Title: Simple
Author: Jordanna Morgan (librarie@jordanna.net)
Archive Rights: Please request the author’s consent.
Rating/Warnings: G.
Characters: Logan.
Setting: General.
Summary: Logan doesn’t know his age, but somewhere in the back of his
mind, there’s a vague awareness that he’s old.
Disclaimer: Marvel and Fox create the characters that sell. Not me.
Notes: A 250-word drabble that came to me out of nowhere. Just a few
random musings on Logan’s feelings about progress.
Simple
Logan doesn’t know
his age, but somewhere in the back of his mind, there’s a vague awareness that
he’s old.
He can tell it by the way he understands old things. As far as he’s concerned, computers might as well have come from another planet—but give him a cumbersome old piece of equipment that became obsolete decades ago, and he knows how it works. He can take apart a World War II-surplus radio and put it back together again. The machines from those days make sense to him, because they’re simple.
He can tell it by his discomfort with the pace of
the world. Something within him silently longs for a time when people made
agreements with handshakes instead of lawyers, when families talked over the
dinner table instead of their cellphones, when kids got together to play
baseball instead of video games. When a person didn’t have to do a hundred
things to accomplish one thing. When life was better, because it was simple.

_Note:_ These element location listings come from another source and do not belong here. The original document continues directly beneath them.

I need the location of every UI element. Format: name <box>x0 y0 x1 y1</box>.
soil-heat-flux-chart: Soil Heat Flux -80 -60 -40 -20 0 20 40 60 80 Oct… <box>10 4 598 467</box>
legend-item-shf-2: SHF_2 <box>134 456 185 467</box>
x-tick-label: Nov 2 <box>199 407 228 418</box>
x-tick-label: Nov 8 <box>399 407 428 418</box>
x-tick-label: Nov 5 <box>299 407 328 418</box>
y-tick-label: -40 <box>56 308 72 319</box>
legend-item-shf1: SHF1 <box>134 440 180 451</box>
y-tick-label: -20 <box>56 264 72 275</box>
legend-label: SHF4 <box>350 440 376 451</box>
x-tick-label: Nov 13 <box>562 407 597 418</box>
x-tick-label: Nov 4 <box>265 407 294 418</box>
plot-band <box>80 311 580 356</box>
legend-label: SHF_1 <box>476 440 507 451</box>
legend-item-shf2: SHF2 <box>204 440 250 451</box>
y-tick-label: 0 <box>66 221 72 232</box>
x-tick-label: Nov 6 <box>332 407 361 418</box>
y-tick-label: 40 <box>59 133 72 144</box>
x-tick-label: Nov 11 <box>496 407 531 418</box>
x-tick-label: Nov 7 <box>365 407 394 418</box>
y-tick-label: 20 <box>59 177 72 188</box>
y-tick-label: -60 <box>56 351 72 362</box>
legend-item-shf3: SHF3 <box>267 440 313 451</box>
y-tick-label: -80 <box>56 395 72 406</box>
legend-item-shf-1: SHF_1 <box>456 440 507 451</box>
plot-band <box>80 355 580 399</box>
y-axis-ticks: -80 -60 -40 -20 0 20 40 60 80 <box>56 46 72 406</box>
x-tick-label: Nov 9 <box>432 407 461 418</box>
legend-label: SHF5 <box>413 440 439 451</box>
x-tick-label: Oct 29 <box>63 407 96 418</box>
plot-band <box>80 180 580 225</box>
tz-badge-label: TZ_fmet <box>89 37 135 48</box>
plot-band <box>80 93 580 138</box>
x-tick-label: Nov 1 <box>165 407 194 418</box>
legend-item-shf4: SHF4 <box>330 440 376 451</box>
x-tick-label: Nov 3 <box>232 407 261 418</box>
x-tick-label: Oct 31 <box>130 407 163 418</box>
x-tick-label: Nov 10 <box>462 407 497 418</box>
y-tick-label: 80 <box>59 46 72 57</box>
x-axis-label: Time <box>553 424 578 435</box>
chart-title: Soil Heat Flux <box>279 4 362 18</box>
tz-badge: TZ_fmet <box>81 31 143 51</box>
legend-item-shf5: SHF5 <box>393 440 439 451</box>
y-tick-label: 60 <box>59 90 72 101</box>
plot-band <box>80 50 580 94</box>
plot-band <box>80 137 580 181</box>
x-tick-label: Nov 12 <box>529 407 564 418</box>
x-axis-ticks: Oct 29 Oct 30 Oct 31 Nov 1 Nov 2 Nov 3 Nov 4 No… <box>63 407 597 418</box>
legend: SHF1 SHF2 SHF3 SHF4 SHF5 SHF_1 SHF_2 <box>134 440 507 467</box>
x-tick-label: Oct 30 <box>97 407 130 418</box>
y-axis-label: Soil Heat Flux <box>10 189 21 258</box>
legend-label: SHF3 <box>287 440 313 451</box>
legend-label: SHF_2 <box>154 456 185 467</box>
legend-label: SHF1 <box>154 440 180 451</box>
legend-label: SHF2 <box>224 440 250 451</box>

The only answer to why he feels for a time like that
is because he was born of it. Maybe he has no memory of it, but that doesn’t
mean he can’t miss it. Maybe his body won’t grow old, but that doesn’t mean his
mind adapts to change any more easily than other old people’s do.
Sometimes he thinks it isn’t really what he
is that makes him so different; it’s when he is.
Because Logan is simple… and the world is not.